Reputation: 8474
I have quite a simple question which I am currently struggling with. If I have an example dataframe:
a <- c(1:5)
b <- c(1,3,5,9,11)
df1 <- data.frame(a,b)
How do I create a new column ('c') which is then populated using if statements on column b. For example: 'cat' for those values in b which are 1 or 2 'dog' for those values in b which are between 3 and 5 'rabbit' for those values in b which are greater than 6
So column 'c' using dataframe df1 would read: cat, dog, dog, rabbit, rabbit.
Many thanks in advance.
Upvotes: 5
Views: 20800
Reputation: 263301
dfrm$dc <- c("dog", "cat", "rabbit")[ findInterval(dfrm$b, c(1, 2.5, 5.5, Inf)) ]

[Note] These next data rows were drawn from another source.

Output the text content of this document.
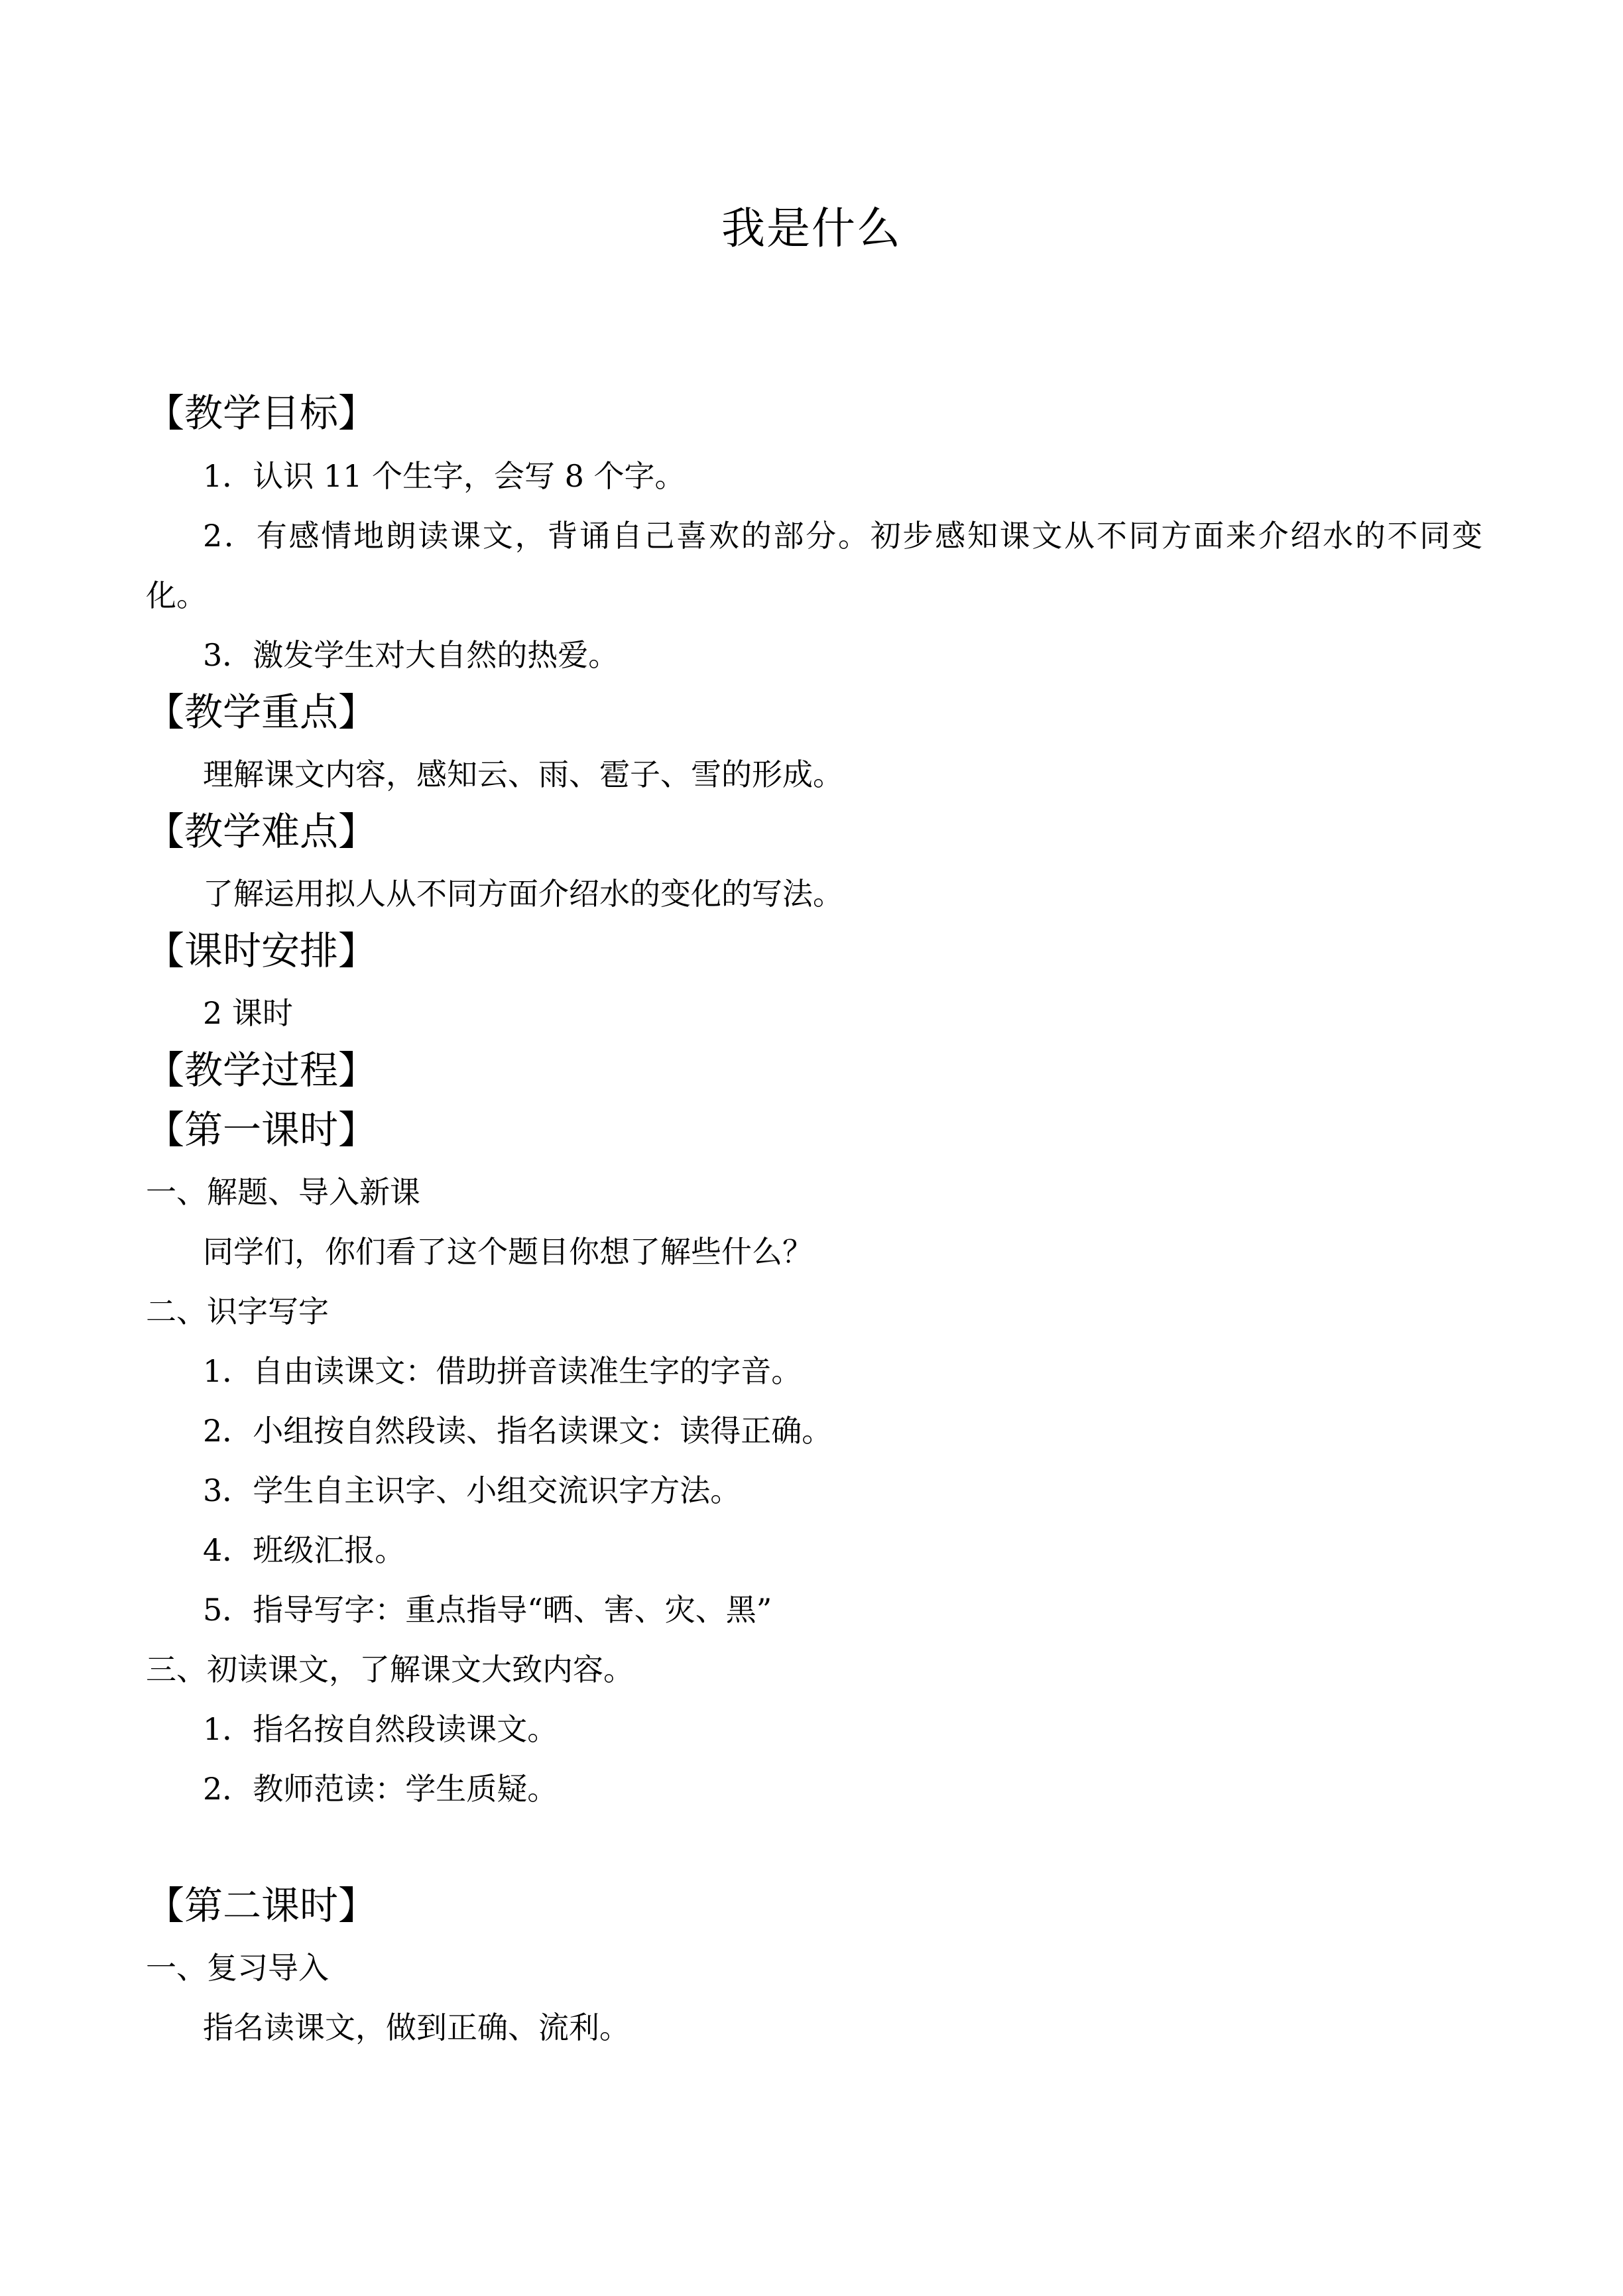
我是什么
【教学目标】
1．认识 11 个生字，会写 8 个字。
2．有感情地朗读课文，背诵自己喜欢的部分。初步感知课文从不同方面来介绍水的不同变
化。
3．激发学生对大自然的热爱。
【教学重点】
理解课文内容，感知云、雨、雹子、雪的形成。
【教学难点】
了解运用拟人从不同方面介绍水的变化的写法。
【课时安排】
2 课时
【教学过程】
【第一课时】
一、解题、导入新课
同学们，你们看了这个题目你想了解些什么？
二、识字写字
1．自由读课文：借助拼音读准生字的字音。
2．小组按自然段读、指名读课文：读得正确。
3．学生自主识字、小组交流识字方法。
4．班级汇报。
5．指导写字：重点指导“晒、害、灾、黑”
三、初读课文，了解课文大致内容。
1．指名按自然段读课文。
2．教师范读：学生质疑。
【第二课时】
一、复习导入
指名读课文，做到正确、流利。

The findInterval approach will be much faster than nested ifelse
strategies, and I'm guessing very much faster than a function that loops over unnested if
statements. Those of us working with bigger data do notice the differences when we pick inefficient algorithms.

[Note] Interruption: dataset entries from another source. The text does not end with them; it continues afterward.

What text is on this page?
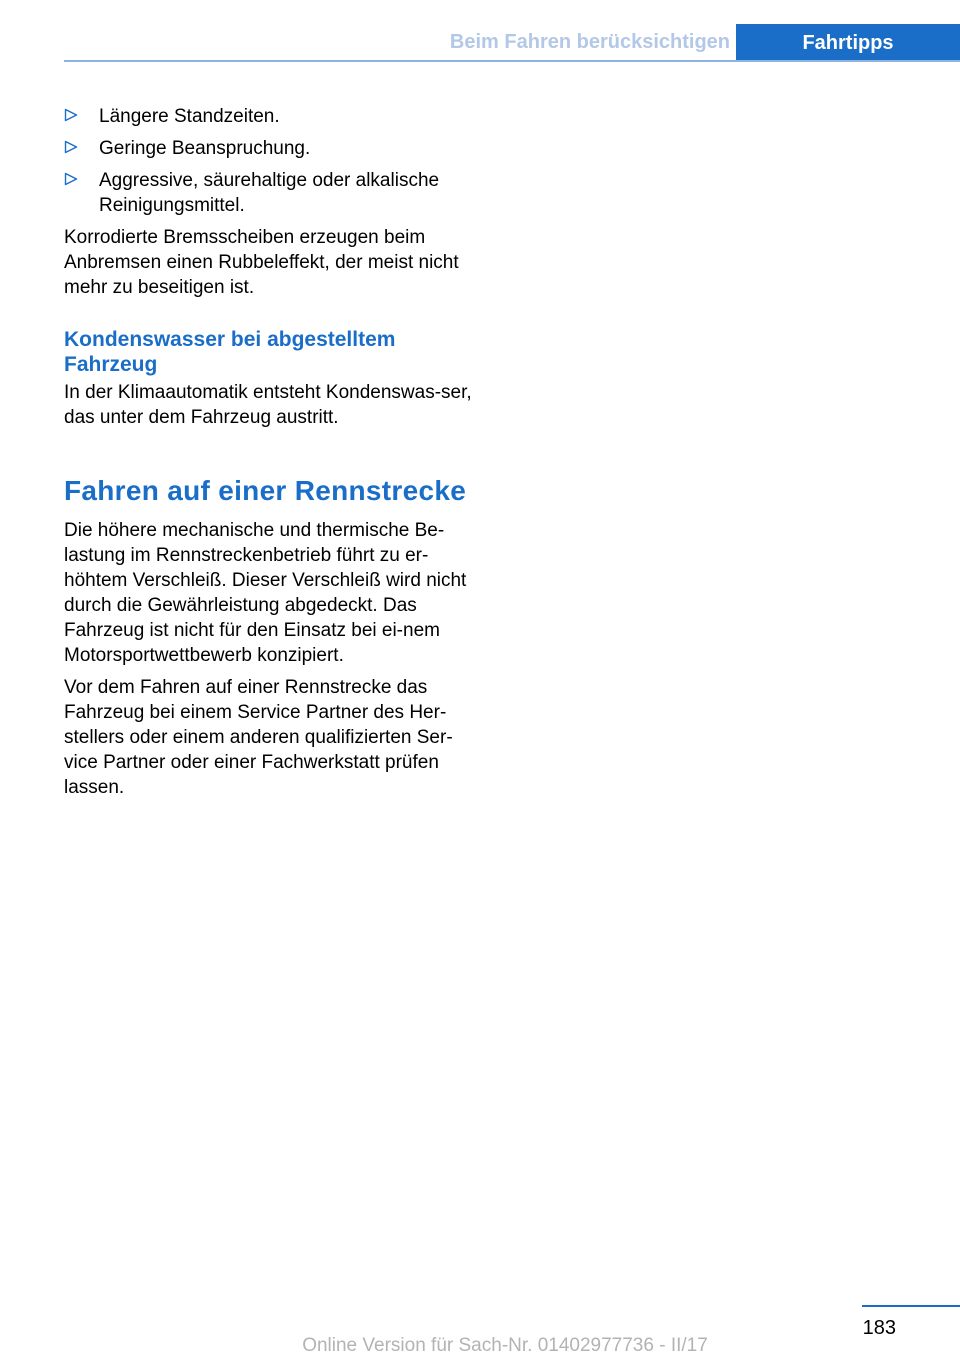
Beim Fahren berücksichtigen	Fahrtipps
Längere Standzeiten.
Geringe Beanspruchung.
Aggressive, säurehaltige oder alkalische Reinigungsmittel.

Korrodierte Bremsscheiben erzeugen beim Anbremsen einen Rubbeleffekt, der meist nicht mehr zu beseitigen ist.

Kondenswasser bei abgestelltem Fahrzeug

In der Klimaautomatik entsteht Kondenswas-ser, das unter dem Fahrzeug austritt.

Fahren auf einer Rennstrecke

Die höhere mechanische und thermische Be-lastung im Rennstreckenbetrieb führt zu er-höhtem Verschleiß. Dieser Verschleiß wird nicht durch die Gewährleistung abgedeckt. Das Fahrzeug ist nicht für den Einsatz bei ei-nem Motorsportwettbewerb konzipiert.

Vor dem Fahren auf einer Rennstrecke das Fahrzeug bei einem Service Partner des Her-stellers oder einem anderen qualifizierten Ser-vice Partner oder einer Fachwerkstatt prüfen lassen.

183
Online Version für Sach-Nr. 01402977736 - II/17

This didn't actually address the request, but I don't always think that new users of R will know the most expressive or efficient approach to problems. A request to "use IF" sounded like an effort to translate coding approaches typical of the two major macro statistical processors SPSS and SAS. The R if
control structure is not generally an efficient approach to recoding a column since the argument to its first position will only get evaluated for the first element. On its own it doesn't process a column, whereas the ifelse
function will do so. The cut
function might have been used here (with appropriate breaks
and labels
parameters) , although it would have delivered a factor
-value instead of a character value. The findInterval
approach was chosen for its ability to return multiple levels (which a single ifelse
cannot). I think chaining or nesting ifelse
's becomes quickly ugly and confusing after about 2 or 3 levels of nesting.
Upvotes: 6
Reputation: 44638
Although ifelse() is useful, sometimes it doesn't provide what one would intuitively expect. So, I like to write it out.
a <- c(1:5)
b <- c(1,3,5,9,11)
df1 <- data.frame(a,b)
species <- function(x) {
if(x == 1 | x == 2) y <- "cat"
if(x > 2 & x < 6) y <- "dog"
if(x > 6) y <- "rabbit"
return(y)
}
df1$c <- sapply(df1$b,species)
Upvotes: 2
Reputation: 6104
df1 <-
transform(
df1 ,
c =
ifelse( b %in% 1:2 , 'cat' ,
ifelse( b %in% 3:5 , 'dog' , 'rabbit' ) ) )
Upvotes: 2